I covered the design details of the G2 in this Inside Story article, but, to recap, the design is based around the Broadcom BCM5354 802.11b/g Router System-on-Chip with BroadRange Technology, 8 MB of RAM and 2 MB of flash.
The circuit design is essentially the same as the most recent WRT54G boards (the WRT54GV8 and WRT54GV82). The key difference in the G2 is that it uses dual internal, fixed position, non-upgradeable antennas vs. the external, movable, upgradeable antennas found on the WRT54G.
The feature set of the G2 is essentially unchanged from that of the G.
Routing performance measured around 72 Mbps in the WAN to LAN and LAN to WAN tests. But when both directions were run simultaneously, average throughput for the 1 minute IxChariot run dropped to 45 Mbps, due to what appeared to be a battle for throughput between up and download that resulted in WAN to LAN traffic grinding to a virtual halt for most of the run.
This inability to handle full-speed traffic in both directions simultaneously caused a dismal performance in the Maximum Simultaneous Connections test of only 8 connections (4 up, 4 down).

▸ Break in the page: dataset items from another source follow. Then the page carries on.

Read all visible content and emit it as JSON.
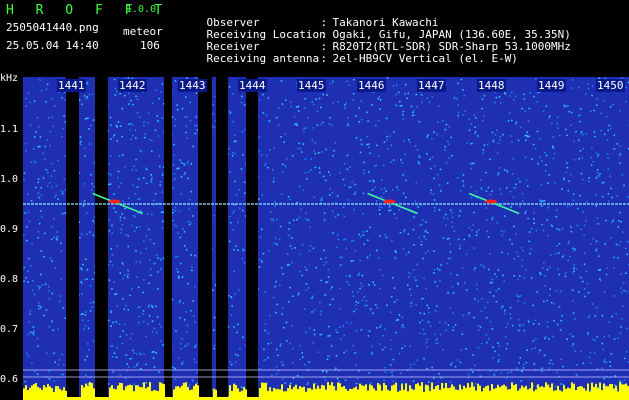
{
  "app": {
    "name": "H R O F F T",
    "version": "1.0.0"
  },
  "file": {
    "name": "2505041440.png",
    "datetime": "25.05.04 14:40"
  },
  "meteor": {
    "label": "meteor",
    "count": "106"
  },
  "info": [
    {
      "key": "Observer",
      "value": "Takanori Kawachi"
    },
    {
      "key": "Receiving Location",
      "value": "Ogaki, Gifu, JAPAN (136.60E, 35.35N)"
    },
    {
      "key": "Receiver",
      "value": "R820T2(RTL-SDR) SDR-Sharp 53.1000MHz"
    },
    {
      "key": "Receiving antenna",
      "value": "2el-HB9CV Vertical (el. E-W)"
    }
  ],
  "chart_data": {
    "type": "heatmap",
    "ylabel": "kHz",
    "y_ticks": [
      "1.1",
      "1.0",
      "0.9",
      "0.8",
      "0.7",
      "0.6"
    ],
    "ylim": [
      0.57,
      1.17
    ],
    "x_ticks": [
      "1441",
      "1442",
      "1443",
      "1444",
      "1445",
      "1446",
      "1447",
      "1448",
      "1449",
      "1450"
    ],
    "carrier_khz": 0.92,
    "meteor_echoes": [
      {
        "minute": 1442.3,
        "freq": 0.925
      },
      {
        "minute": 1446.9,
        "freq": 0.925
      },
      {
        "minute": 1448.6,
        "freq": 0.925
      }
    ],
    "colors": {
      "background": "#1f2fb4",
      "noise_bright": "#2fd0ff",
      "noise_mid": "#1e88ff",
      "gap": "#000000",
      "echo": "#ff2020",
      "baseline": "#ffff00"
    }
  }
}
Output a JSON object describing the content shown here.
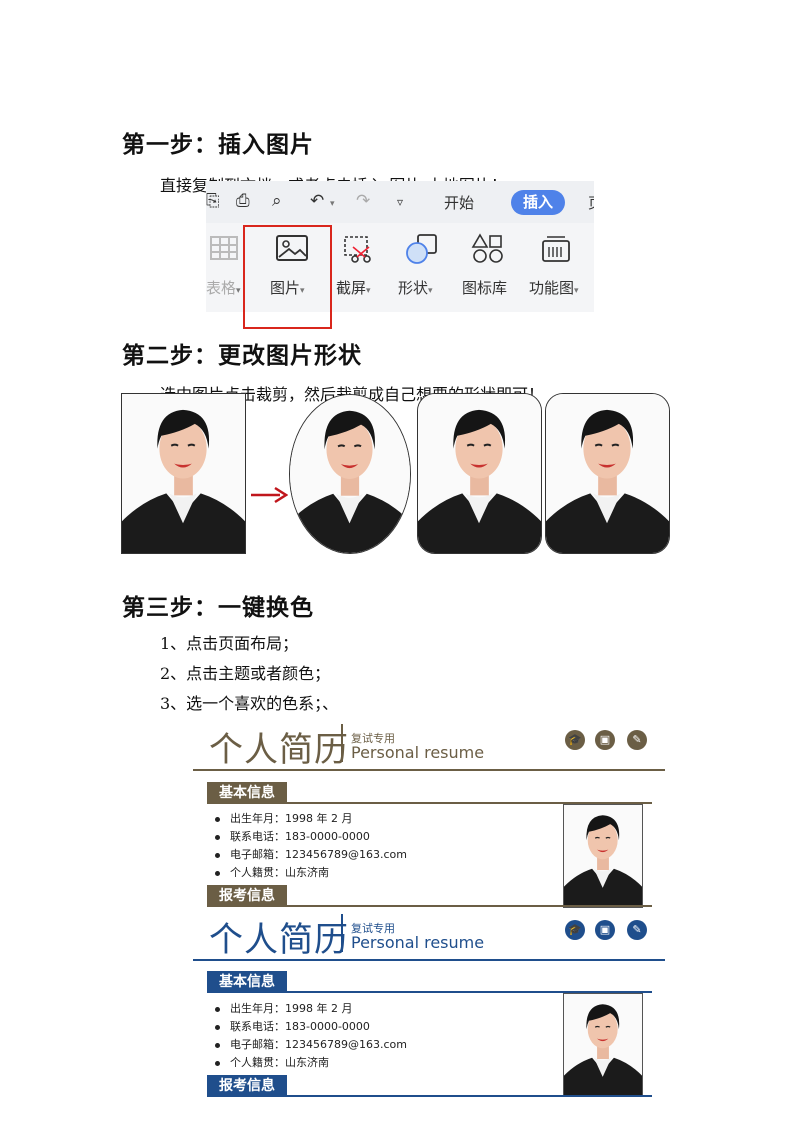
{
  "step1": {
    "heading": "第一步：插入图片",
    "text": "直接复制到文档，或者点击插入-图片-本地图片！"
  },
  "ribbon": {
    "tab_start": "开始",
    "tab_insert": "插入",
    "tool_table": "表格",
    "tool_picture": "图片",
    "tool_screenshot": "截屏",
    "tool_shape": "形状",
    "tool_iconlib": "图标库",
    "tool_funcmap": "功能图"
  },
  "step2": {
    "heading": "第二步：更改图片形状",
    "text": "选中图片点击裁剪，然后裁剪成自己想要的形状即可！"
  },
  "step3": {
    "heading": "第三步：一键换色",
    "items": [
      "1、点击页面布局；",
      "2、点击主题或者颜色；",
      "3、选一个喜欢的色系；、"
    ]
  },
  "resumes": [
    {
      "color": "#6b5e45",
      "title": "个人简历",
      "tag": "复试专用",
      "en": "Personal resume",
      "basic_label": "基本信息",
      "info": [
        "出生年月：1998 年 2 月",
        "联系电话：183-0000-0000",
        "电子邮箱：123456789@163.com",
        "个人籍贯：山东济南"
      ],
      "exam_label": "报考信息"
    },
    {
      "color": "#1f4e8c",
      "title": "个人简历",
      "tag": "复试专用",
      "en": "Personal resume",
      "basic_label": "基本信息",
      "info": [
        "出生年月：1998 年 2 月",
        "联系电话：183-0000-0000",
        "电子邮箱：123456789@163.com",
        "个人籍贯：山东济南"
      ],
      "exam_label": "报考信息"
    }
  ],
  "colors": {
    "accent_red": "#d9261c",
    "ribbon_blue": "#4f82e9"
  }
}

Wireless performance was tested with the latest-generation WPC54G V3.1 card, which uses a Broadcom BCM4318 AirForce One Single-Chip 802.11g Transceiver. The router and card stayed connected during my open-air "walkaround" test in the difficult test Locations 4 and 5 with 1-2 Mbps throughput.
But the throughput vs. path loss tests run in the Azimuth tester showed slightly shorter range and a faster falloff in throughput than the WRT54GV5 and WPC54G V3 pair.